Graphing calculator by Texas Instruments

The TI-80 is a graphing calculator introduced by Texas Instruments in 1995 to be used at a middle school level (grades 6 to 8). It offered advanced capabilities that had previously only been available in high-end scientific calculators to students learning pre-algebra and algebra, and was designed to be affordable for schools.

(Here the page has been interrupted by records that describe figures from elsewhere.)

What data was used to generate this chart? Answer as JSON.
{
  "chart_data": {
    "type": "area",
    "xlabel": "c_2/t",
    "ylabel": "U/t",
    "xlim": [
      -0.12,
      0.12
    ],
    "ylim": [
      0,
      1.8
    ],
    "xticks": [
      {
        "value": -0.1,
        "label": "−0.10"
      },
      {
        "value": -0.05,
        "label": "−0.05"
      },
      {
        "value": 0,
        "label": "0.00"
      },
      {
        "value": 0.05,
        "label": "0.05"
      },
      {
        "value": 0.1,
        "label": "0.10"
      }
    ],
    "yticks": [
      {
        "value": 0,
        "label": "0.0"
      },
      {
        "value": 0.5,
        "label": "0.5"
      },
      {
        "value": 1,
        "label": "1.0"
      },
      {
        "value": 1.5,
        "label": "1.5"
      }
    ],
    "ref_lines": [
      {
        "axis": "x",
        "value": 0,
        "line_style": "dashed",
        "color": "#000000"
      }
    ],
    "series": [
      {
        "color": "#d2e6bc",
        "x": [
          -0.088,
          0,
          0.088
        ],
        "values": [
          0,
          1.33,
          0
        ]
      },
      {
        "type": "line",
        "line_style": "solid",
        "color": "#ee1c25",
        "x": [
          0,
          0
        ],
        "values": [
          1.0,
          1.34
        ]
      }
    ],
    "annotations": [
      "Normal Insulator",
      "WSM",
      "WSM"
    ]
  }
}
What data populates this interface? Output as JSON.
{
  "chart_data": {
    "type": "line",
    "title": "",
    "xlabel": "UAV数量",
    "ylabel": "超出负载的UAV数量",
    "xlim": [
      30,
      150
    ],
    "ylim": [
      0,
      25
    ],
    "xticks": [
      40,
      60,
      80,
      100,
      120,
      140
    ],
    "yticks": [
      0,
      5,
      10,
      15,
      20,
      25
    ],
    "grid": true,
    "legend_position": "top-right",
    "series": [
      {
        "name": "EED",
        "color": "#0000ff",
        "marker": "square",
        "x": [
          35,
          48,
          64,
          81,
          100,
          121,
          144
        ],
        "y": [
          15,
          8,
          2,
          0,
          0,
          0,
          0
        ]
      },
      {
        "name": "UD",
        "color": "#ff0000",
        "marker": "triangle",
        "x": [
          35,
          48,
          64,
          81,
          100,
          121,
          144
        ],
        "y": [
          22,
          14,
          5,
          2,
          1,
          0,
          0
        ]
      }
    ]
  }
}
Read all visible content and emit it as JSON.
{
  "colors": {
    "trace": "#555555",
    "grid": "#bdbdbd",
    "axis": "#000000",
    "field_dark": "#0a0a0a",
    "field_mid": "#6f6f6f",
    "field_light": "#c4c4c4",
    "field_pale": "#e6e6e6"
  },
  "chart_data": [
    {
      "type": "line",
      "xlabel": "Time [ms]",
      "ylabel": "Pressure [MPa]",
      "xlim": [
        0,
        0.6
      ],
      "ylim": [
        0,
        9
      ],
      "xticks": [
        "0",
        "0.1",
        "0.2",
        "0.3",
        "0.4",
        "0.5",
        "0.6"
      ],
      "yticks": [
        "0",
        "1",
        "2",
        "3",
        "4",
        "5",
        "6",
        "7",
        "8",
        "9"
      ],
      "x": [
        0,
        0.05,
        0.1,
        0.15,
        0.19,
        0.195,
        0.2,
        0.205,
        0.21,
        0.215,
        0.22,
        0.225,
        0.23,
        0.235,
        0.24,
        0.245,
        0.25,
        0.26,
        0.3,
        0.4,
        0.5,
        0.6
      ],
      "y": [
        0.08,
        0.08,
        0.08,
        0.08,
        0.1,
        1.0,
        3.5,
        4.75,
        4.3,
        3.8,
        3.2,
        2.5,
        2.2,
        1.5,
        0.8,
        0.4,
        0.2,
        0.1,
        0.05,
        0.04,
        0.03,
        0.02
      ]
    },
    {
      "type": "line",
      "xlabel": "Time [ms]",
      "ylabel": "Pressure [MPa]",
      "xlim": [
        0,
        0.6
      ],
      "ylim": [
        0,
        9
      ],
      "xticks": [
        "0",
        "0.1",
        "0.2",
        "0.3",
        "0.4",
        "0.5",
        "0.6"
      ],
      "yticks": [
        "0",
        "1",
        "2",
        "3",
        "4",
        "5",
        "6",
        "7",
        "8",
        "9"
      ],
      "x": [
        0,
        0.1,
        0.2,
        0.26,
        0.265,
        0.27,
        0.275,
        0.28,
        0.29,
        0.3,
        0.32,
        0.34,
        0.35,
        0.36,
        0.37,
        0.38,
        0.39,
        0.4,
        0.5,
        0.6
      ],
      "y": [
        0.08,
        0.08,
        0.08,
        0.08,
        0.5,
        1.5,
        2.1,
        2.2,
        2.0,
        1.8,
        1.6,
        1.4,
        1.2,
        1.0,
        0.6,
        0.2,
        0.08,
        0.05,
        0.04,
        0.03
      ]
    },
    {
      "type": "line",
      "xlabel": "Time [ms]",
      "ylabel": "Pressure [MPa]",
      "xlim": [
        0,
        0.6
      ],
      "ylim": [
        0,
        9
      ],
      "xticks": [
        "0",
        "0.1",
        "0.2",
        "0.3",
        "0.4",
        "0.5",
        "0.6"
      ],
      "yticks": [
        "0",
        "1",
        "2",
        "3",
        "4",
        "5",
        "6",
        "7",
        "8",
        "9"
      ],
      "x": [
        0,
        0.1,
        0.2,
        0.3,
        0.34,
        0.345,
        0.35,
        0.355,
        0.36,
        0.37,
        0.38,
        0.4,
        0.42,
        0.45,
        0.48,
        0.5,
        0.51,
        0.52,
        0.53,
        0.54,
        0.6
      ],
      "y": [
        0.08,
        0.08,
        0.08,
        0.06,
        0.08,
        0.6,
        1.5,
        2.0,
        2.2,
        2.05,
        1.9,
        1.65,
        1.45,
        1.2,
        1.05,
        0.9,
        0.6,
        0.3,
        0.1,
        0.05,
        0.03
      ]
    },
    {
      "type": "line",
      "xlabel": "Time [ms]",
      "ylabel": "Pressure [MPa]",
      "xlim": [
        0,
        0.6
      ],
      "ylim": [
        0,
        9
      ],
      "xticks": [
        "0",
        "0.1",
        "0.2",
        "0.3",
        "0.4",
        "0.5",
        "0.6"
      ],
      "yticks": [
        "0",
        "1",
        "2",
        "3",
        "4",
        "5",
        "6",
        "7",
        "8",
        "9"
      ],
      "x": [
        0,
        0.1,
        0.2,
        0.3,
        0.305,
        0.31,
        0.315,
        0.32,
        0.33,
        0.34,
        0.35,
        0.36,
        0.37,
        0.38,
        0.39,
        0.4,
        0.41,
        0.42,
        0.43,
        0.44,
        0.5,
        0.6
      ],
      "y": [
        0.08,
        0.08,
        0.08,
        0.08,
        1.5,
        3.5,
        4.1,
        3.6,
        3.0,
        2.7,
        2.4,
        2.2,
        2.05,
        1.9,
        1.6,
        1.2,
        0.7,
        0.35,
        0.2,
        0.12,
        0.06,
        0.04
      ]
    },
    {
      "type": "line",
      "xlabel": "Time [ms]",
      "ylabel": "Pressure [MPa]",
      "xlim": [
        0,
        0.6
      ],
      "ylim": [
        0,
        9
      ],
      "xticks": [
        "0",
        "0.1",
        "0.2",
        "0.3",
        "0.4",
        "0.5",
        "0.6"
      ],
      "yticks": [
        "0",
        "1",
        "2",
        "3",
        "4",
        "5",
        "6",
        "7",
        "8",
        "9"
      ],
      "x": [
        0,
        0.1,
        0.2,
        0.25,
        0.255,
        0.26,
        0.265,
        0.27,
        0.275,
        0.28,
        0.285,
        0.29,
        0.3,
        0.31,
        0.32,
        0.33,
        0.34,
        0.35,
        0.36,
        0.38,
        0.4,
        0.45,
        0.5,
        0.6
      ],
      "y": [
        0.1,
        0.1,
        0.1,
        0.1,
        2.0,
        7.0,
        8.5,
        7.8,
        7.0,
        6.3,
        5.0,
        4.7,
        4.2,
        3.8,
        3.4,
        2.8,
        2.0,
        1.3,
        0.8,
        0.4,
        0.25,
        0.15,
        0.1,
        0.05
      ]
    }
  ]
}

The oldest Texas Instruments graphing calculator is the TI-81 (released 1990), not the TI-80.

== Design ==
The TI-80 featured a 48 x 64 dot-matrix display with a 5 x 3 pixel font, the smallest screen of any TI graphing calculator. It had the slowest processor (980 kHz) of any TI graphing calculator. The first revision of the TI-80 'A' contained a proprietary Toshiba T6M53 ASIC while subsequent revisions contained a Toshiba T6M53A. Additionally, the TI-80 had the processor on board the ASIC, unlike later calculators like the TI-83, TI-83 Plus, and TI-84 Plus which had separate ASIC and processor chips in certain models. In comparison, the TI-81, released in 1990, featured a 2 MHz Zilog Z80 processor. However, the TI-80 did feature 7 KB of RAM (compared with the TI-81's 2.4 KB). The TI-80 also had more built-in functions than the TI-81 (such as list and table functions, as well as fraction and decimal conversions). Like the TI-81, the TI-80 did not feature a link port on the base model, however, unlike the TI-81, the ViewScreen variant (meant for use with TI's overhead projection units) did. The TI-80 was the only graphing calculator to use 2 CR2032 lithium batteries (instead of the standard 4 AAA batteries with a lithium backup battery).

== Usage ==
Since its release, it was superseded by the superior TI-73 and TI-73 Explorer. The TI-80 was officially discontinued in 1998, when it was replaced by the TI-73, however, production continued until at least October 2000.

As of 2021, the TI-80 remained approved for use on the SAT exam.